One of my dearest friends from high school was in foster care. Fortunately, she was able to stay with family members. Unfortunately, she was separated from her younger siblings. This was particularly devastating for her because she was essentially the “mother” to her younger brother and sisters. Although I wasn’t familiar with the term “parentification” back then, it fit my friend to a T!
My friend never hid the fact that she was in foster care from me because it was just a part of who she was. She has always been open about things and as I learned more about her home life I realized how relatively sheltered I was. After all, I’ve never been separated from my siblings, I’ve never had a caseworker from the state assigned to me, I’ve never had a parent deemed by a court of law to be “incapable of parenting” and I’ve certainly never had a parent in prison. Considering everything my friend had been through, she turned out REMARKABLY well. She had some downright terrifying things happen in her past, and although they were a crucial part of my friend’s life, she didn’t let those experiences define her.
Most of what I write on this blog is about my experiences and perspective as an adoptive and foster mother- because that’s what I know. I obviously don’t know what it’s like to be in foster care, but I think it’s beneficial for me (and all of us) to learn from others who have been in that situation.

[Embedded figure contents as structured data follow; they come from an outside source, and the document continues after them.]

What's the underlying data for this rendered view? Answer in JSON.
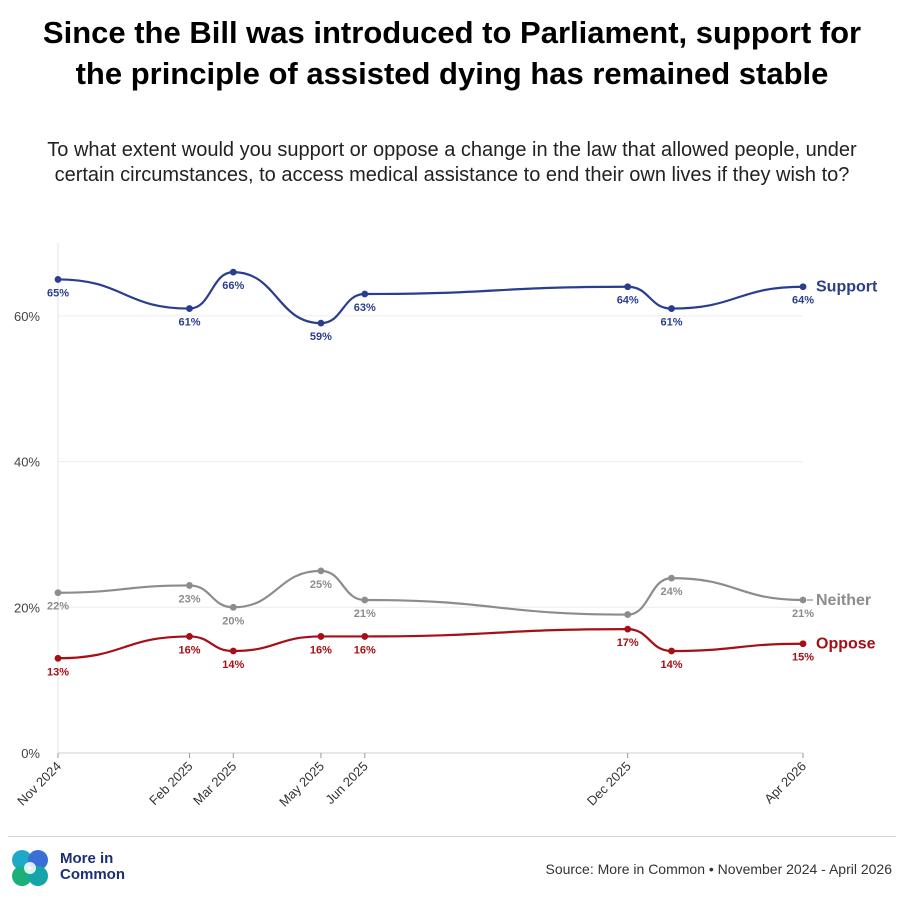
{
  "header": {
    "title": "Since the Bill was introduced to Parliament, support for the principle of assisted dying has remained stable",
    "subtitle": "To what extent would you support or oppose a change in the law that allowed people, under certain circumstances, to access medical assistance to end their own lives if they wish to?"
  },
  "footer": {
    "logo_text": "More in Common",
    "source": "Source: More in Common • November 2024 - April 2026"
  },
  "chart_data": {
    "type": "line",
    "title": "Since the Bill was introduced to Parliament, support for the principle of assisted dying has remained stable",
    "subtitle": "To what extent would you support or oppose a change in the law that allowed people, under certain circumstances, to access medical assistance to end their own lives if they wish to?",
    "x": [
      "2024-11",
      "2025-02",
      "2025-03",
      "2025-05",
      "2025-06",
      "2025-12",
      "2026-01",
      "2026-04"
    ],
    "x_tick_labels": [
      {
        "x": "2024-11",
        "label": "Nov 2024"
      },
      {
        "x": "2025-02",
        "label": "Feb 2025"
      },
      {
        "x": "2025-03",
        "label": "Mar 2025"
      },
      {
        "x": "2025-05",
        "label": "May 2025"
      },
      {
        "x": "2025-06",
        "label": "Jun 2025"
      },
      {
        "x": "2025-12",
        "label": "Dec 2025"
      },
      {
        "x": "2026-04",
        "label": "Apr 2026"
      }
    ],
    "y_ticks": [
      0,
      20,
      40,
      60
    ],
    "y_tick_format": "%",
    "ylim": [
      0,
      70
    ],
    "grid": "horizontal",
    "legend": "right-end labels",
    "series": [
      {
        "name": "Support",
        "color": "#2a3e8f",
        "values": [
          65,
          61,
          66,
          59,
          63,
          64,
          61,
          64
        ],
        "labels": [
          "65%",
          "61%",
          "66%",
          "59%",
          "63%",
          "64%",
          "61%",
          "64%"
        ]
      },
      {
        "name": "Neither",
        "color": "#8c8c8c",
        "values": [
          22,
          23,
          20,
          25,
          21,
          19,
          24,
          21
        ],
        "labels": [
          "22%",
          "23%",
          "20%",
          "25%",
          "21%",
          "",
          "24%",
          "21%"
        ]
      },
      {
        "name": "Oppose",
        "color": "#a50f15",
        "values": [
          13,
          16,
          14,
          16,
          16,
          17,
          14,
          15
        ],
        "labels": [
          "13%",
          "16%",
          "14%",
          "16%",
          "16%",
          "17%",
          "14%",
          "15%"
        ]
      }
    ]
  }
}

Having said that, here are a couple of links to a blog I recently discovered written by a former foster child:
Imafoster wrote about the stigma attached to being a foster child here, and about learning from the past, without dwelling on it, here.
I was also pleased to come across some success stories of former foster children going on to attend and graduate from college thanks to a charitable organization called Foster Care to Success, which was started by a foster care alumni with the purpose of mentoring foster children and providing scholarships and grants making it possible for them to start (and finish) their higher education. Very praiseworthy.
Like my high school friend, foster children may come from rough backgrounds, but that doesn’t have to define who they are. As the Soothsayer told Po in Kung Fu Panda II (a great adoption-themed movie, BTW):
“Your story may not have such a happy beginning, but that doesn’t make you who you are, it is the rest of your story, who you choose to be . . . So who are you, Panda?"